2024-11-08 11:30:47 +01:00 · 2024-11-08 11:30:47 +01:00 · 806ea63152
commit 806ea63152
parent 2860b7d33a
1 changed files with 49 additions and 0 deletions
--- a/README.md
+++ b/README.md
@ -28,3 +28,52 @@ let () =
  let seq = Cachet.get_seq cache 0 in
  ...
 ```
+
+## Cachet and schedulers
+
+Cachet is designed to treat the `map` function as **atomic**. In other words: a
+unit of work that is indivisible and guaranteed to be executed as a single,
+coherent, and uninterrupted operation. Therefore, the `load` function (used to
+load a page) cannot be more cooperative (and give other tasks the opportunity to
+run) than it already is.
+
+Using Cachet with a scheduler requires addressing two issues:
+1) enabling cooperation **after** a page has been loaded
+2) the possibility of parallel loading of the page to ensure that other tasks
+   can be executed
+
+For the first point, with regard to Lwt or Async, it's essentially a question of
+potentially adding `Lwt.pause` or `Async.yield` after using `Cachet.load` (or
+the user-friendly functions):
+```ocaml
+let () = Lwt_main.run begin
+  let page = Cachet.load cache 0xdead in
+  let* () = Lwt.pause () in
+  ... end
+```
+
+For the second point, only OCaml 5 and effects can answer this issue by using an
+effect which will notify the scheduler to read the page **in parallel**.
+```ocaml
+let map fd ~pos len = Effect.perform (Scheduler.Pread (fd, pos, len))
+
+let () = Scheduler.run begin fun () ->
+    let fd = Unix.openfile "disk.img" Unix.[ O_RDONLY ] 0o644 in
+    let finally () = Unix.close fd in
+    Fun.protect ~finally @@ fun () ->
+    let cache = Cachet.make ~pagesize:(getpagesize ()) ~map fd in
+    let page = Cachet.load cache 0xdead in
+    ...
+  end
+```
+
+Note that this is only effective if the page is read **in parallel**. If this is
+not the case, adding a cooperation point as you could do with Lwt/Async is
+enough.

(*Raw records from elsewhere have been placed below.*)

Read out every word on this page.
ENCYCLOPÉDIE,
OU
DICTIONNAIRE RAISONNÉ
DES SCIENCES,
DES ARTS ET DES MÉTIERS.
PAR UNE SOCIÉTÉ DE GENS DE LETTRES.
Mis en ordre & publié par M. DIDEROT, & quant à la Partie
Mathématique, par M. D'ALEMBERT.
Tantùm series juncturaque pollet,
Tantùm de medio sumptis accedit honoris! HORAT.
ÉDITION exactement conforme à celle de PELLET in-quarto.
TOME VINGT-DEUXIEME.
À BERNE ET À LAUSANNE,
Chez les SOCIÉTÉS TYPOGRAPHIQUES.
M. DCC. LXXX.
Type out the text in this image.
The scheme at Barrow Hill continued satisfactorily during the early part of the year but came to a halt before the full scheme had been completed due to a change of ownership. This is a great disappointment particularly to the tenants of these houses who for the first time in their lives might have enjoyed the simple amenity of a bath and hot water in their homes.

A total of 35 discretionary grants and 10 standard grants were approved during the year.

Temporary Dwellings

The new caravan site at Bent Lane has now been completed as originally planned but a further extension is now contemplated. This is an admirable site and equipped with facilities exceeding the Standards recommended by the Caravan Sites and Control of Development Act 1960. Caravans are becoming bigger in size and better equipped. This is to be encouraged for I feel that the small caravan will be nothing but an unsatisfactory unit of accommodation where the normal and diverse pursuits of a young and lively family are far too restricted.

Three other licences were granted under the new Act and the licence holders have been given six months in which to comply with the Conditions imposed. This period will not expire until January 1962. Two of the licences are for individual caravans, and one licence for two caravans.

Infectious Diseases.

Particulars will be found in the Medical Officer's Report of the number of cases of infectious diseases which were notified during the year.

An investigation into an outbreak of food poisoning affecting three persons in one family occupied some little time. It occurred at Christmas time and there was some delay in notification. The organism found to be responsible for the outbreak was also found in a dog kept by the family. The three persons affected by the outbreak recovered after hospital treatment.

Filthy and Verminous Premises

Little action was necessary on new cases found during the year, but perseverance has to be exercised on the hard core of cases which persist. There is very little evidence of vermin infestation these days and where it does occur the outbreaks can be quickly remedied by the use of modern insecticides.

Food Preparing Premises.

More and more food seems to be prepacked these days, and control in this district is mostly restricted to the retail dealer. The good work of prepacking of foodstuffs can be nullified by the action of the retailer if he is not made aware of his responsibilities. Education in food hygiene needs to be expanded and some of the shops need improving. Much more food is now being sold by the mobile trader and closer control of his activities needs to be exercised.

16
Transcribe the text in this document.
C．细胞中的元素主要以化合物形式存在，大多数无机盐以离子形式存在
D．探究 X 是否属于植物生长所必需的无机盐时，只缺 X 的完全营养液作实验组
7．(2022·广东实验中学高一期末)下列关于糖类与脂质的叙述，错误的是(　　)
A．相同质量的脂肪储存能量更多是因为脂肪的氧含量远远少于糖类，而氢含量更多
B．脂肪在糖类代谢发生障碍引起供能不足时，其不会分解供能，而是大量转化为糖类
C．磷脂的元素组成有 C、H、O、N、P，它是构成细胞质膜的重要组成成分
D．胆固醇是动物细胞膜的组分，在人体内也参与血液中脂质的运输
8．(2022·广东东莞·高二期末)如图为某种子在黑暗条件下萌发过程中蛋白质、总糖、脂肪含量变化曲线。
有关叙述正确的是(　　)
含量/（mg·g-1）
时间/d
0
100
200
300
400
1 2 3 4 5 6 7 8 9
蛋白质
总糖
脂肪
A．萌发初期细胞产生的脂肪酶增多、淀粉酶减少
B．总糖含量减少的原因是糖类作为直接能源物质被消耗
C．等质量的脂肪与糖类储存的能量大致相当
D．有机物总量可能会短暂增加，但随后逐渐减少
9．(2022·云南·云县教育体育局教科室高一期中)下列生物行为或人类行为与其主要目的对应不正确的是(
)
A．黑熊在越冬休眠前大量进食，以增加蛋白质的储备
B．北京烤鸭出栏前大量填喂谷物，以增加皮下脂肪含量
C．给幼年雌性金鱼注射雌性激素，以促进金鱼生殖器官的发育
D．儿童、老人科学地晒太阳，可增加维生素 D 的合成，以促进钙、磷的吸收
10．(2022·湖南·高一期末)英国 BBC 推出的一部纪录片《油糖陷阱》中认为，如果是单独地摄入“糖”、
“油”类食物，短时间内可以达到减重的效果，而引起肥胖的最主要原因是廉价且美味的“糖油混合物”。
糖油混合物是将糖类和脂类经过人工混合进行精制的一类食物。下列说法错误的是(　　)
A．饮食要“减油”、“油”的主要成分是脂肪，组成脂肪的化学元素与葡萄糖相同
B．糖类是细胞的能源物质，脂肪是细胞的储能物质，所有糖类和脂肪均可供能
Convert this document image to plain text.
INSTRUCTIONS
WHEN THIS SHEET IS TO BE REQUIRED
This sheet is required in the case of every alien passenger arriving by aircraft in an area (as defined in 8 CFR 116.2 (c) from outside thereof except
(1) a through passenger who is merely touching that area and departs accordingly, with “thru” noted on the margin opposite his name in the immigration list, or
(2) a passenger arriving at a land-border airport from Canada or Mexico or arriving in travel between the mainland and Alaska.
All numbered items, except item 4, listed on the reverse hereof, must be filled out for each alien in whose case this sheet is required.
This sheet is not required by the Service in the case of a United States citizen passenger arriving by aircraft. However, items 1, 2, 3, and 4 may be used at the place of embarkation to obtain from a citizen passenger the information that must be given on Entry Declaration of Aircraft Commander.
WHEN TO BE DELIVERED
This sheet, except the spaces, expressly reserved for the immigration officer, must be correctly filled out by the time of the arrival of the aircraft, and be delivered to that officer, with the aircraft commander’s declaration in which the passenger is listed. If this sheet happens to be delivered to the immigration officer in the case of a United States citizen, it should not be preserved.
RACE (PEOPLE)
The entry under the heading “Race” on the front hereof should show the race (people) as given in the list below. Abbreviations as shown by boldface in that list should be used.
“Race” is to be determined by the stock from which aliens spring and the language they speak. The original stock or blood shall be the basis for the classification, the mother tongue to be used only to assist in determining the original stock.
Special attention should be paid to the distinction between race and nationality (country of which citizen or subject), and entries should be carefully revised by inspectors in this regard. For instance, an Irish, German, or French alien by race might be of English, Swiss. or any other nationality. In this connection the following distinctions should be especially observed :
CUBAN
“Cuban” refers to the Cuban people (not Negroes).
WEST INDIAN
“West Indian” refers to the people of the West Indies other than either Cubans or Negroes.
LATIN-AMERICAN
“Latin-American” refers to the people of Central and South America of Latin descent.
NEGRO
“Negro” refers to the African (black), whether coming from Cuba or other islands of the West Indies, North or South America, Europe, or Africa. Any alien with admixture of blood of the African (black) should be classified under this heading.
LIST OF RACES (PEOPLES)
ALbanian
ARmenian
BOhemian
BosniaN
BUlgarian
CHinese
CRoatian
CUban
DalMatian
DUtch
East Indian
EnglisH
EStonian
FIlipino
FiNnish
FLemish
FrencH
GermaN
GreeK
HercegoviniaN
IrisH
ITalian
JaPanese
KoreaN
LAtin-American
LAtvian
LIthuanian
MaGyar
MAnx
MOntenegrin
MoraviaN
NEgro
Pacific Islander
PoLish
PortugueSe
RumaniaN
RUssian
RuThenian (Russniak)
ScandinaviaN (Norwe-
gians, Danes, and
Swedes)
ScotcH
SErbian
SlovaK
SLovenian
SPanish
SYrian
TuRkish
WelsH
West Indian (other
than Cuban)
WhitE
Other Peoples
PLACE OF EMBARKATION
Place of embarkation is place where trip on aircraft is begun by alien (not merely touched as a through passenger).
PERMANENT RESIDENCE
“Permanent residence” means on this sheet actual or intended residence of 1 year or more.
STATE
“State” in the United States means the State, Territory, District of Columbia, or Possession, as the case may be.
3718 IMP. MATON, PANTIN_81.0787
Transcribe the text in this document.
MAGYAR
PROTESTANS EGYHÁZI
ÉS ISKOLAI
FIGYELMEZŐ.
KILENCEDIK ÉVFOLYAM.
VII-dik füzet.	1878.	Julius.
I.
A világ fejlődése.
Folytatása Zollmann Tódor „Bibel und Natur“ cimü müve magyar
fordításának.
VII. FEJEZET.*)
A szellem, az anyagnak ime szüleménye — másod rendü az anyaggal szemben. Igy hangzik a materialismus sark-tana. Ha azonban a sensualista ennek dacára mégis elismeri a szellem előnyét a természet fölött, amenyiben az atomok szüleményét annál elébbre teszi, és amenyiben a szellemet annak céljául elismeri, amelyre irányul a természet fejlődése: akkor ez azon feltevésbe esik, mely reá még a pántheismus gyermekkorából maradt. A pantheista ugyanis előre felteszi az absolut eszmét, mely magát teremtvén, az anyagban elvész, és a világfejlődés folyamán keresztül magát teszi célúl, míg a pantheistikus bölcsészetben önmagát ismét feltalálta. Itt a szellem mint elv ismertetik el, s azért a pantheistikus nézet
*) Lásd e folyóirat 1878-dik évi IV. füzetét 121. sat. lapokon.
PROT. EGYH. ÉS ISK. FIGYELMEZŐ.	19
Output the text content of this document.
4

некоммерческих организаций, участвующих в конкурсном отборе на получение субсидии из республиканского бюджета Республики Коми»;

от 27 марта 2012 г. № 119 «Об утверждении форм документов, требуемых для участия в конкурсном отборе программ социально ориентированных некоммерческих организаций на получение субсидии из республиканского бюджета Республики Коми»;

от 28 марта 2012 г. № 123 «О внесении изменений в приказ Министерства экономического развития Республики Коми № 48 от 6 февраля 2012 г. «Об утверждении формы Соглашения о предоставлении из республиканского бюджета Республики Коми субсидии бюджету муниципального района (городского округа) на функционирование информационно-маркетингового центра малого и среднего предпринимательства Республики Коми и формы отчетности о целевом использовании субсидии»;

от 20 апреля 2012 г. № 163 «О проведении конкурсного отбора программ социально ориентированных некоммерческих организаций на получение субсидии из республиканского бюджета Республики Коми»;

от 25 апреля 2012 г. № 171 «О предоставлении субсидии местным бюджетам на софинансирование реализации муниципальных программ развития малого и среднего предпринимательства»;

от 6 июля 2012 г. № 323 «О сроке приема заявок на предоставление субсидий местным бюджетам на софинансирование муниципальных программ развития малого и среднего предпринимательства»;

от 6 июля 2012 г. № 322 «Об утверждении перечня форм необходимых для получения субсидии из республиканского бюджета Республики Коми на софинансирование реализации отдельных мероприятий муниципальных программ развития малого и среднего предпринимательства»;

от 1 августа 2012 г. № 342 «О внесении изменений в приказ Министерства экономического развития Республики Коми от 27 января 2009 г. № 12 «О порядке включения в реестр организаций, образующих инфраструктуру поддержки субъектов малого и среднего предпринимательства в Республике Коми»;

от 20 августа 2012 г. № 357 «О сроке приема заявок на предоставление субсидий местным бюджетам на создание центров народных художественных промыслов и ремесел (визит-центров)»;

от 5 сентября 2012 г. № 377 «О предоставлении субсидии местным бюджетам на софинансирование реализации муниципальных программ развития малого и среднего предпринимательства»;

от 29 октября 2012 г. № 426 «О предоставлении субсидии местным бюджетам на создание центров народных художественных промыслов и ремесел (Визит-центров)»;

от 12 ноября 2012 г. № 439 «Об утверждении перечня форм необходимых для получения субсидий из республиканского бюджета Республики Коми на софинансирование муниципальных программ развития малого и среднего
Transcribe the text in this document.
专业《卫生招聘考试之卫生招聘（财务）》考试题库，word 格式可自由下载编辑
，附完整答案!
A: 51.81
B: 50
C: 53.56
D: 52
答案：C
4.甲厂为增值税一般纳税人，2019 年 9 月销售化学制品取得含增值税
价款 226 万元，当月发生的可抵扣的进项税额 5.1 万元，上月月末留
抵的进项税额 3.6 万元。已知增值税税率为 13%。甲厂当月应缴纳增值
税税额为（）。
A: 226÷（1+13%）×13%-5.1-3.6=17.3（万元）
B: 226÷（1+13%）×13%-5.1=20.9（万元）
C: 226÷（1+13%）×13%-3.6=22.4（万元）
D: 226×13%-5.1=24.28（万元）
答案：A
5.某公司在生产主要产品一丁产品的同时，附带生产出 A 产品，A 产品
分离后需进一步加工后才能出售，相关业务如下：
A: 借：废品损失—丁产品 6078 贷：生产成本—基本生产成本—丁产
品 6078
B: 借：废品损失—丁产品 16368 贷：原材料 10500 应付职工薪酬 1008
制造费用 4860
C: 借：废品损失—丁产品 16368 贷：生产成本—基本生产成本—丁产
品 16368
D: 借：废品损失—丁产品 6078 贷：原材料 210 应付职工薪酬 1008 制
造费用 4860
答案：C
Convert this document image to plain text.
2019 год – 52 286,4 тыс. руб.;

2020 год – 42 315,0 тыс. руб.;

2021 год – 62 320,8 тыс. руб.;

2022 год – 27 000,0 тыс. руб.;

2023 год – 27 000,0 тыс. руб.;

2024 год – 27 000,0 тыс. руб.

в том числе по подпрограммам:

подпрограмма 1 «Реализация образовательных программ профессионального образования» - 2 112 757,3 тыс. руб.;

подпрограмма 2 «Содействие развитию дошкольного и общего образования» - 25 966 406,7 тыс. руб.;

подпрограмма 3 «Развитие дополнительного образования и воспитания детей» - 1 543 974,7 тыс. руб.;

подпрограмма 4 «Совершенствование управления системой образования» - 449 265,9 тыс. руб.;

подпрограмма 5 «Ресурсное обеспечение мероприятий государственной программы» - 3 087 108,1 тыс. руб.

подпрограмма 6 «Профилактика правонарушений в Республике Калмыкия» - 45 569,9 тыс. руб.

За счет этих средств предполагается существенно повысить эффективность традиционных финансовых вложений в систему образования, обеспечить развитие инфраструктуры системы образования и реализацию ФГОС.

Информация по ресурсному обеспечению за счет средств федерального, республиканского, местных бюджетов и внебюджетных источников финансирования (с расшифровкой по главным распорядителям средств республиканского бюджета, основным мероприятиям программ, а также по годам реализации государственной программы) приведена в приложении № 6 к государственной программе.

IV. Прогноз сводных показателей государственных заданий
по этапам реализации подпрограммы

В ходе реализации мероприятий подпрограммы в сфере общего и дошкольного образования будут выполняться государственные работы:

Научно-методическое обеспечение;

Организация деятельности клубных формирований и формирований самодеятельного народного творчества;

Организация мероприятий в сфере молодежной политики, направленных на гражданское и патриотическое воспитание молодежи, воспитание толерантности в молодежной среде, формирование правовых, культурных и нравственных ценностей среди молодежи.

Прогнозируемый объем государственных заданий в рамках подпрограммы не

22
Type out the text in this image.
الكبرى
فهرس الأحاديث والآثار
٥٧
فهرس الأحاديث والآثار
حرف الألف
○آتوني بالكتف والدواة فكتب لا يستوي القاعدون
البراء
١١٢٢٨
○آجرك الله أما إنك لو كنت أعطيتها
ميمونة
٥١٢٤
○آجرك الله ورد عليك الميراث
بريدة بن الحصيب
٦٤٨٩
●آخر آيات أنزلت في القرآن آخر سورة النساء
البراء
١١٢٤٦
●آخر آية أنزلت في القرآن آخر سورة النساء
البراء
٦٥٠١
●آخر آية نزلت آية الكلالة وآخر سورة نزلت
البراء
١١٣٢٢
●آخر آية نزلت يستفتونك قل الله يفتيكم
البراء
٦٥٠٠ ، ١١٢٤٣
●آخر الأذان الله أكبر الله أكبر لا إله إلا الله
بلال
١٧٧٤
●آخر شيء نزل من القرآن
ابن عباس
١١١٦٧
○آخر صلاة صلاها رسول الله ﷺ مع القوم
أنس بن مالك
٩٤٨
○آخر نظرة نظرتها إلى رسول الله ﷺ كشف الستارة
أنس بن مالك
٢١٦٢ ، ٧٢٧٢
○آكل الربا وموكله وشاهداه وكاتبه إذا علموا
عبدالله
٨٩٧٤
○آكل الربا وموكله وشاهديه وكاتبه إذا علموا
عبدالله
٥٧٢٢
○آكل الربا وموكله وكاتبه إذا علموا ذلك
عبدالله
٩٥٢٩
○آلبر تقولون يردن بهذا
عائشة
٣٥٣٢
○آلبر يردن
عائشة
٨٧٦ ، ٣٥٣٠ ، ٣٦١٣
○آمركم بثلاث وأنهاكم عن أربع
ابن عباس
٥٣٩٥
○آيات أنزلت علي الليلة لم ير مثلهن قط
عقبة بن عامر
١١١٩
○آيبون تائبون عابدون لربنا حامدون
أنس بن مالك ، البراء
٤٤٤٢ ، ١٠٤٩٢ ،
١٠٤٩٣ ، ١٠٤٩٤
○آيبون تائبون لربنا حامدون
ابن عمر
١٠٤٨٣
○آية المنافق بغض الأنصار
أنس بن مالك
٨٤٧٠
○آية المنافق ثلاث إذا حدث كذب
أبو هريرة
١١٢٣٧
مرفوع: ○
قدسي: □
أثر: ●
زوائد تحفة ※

Reading a page remains **atomic** and allowing other tasks to run at
+the same time as this reading implies that the latter must necessarily be done
+in parallel (via a `Thread` or a `Domain`).
+
+Finally, the Cachet documentation specifies how many pages we would need to read
+to obtain the requested value. As a result, it's up to the user to know where
+the cooperation point should be placed and whether it makes sense to use, for
+example, `get_string` or just use `load` interspersed with cooperation points.